A determinação do genocídio ocorreu após meses de deliberação dentro do governo dos EUA, enquanto advogados e funcionários de inteligência avaliavam os méritos do caso, disseram os dois altos funcionários dos EUA. Algumas autoridades hesitaram em apoiar a determinação porque temiam que ela pudesse gerar mais críticas ao governo Biden por sua recusa em declarar a campanha de Israel na Faixa de Gaza um genocídio contra os palestinos, disseram as autoridades.
Mas na segunda-feira, enquanto viajava pela Ásia, Blinken assinou a determinação do genocídio.
Ao abrigo do direito internacional, a descoberta não obriga os EUA a tomar medidas, embora as autoridades tenham afirmado que as sanções conferem alguma força imediata à medida. De forma mais geral, os especialistas dizem que isso poderá impulsionar um novo impulso para a responsabilização numa guerra que causou até 150 mil mortes, estimou o enviado dos EUA ao Sudão, Tom Perriello, no ano passado.

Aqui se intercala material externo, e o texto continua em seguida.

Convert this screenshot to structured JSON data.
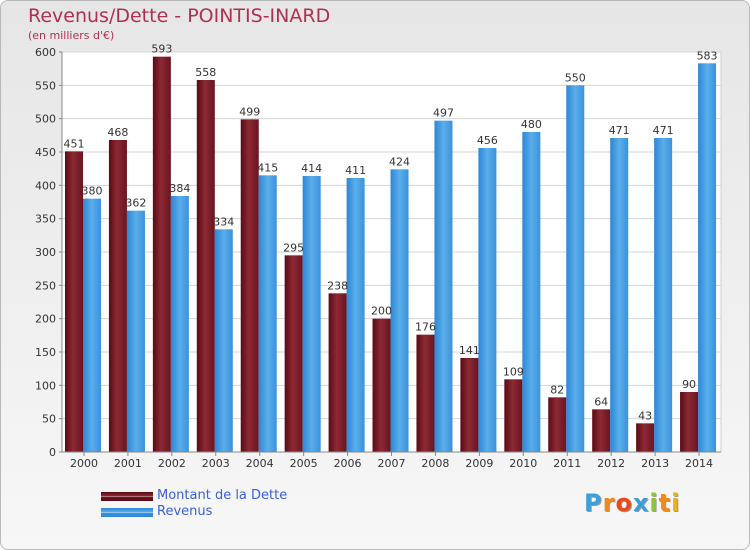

A determinação do genocídio também pode trazer um novo escrutínio ao papel dos Emirados Árabes Unidos, que forneceram à RSF armas contrabandeadas e drones poderosos, de acordo com autoridades americanas e provas visuais recolhidas pelo The New York Times.
Blinken disse que a descoberta não significa que os Estados Unidos apoiassem o exército sudanês na guerra. “Ambos os beligerantes são responsáveis pela violência e sofrimento no Sudão e não têm legitimidade para governar um futuro Sudão pacífico”, disse ele.
Os críticos que acusaram os Estados Unidos de agirem demasiado lentamente em relação ao Sudão saudaram a descoberta, com ressalvas.
“Esta tentativa de posicionar a administração no lado certo da história não funcionará”, disse Cameron Hudson, ex-diplomata americano e especialista em Sudão do Centro de Estudos Estratégicos e Internacionais, nas redes sociais da administração Biden. “É tarde demais e muitas pessoas morreram para que isso acontecesse.”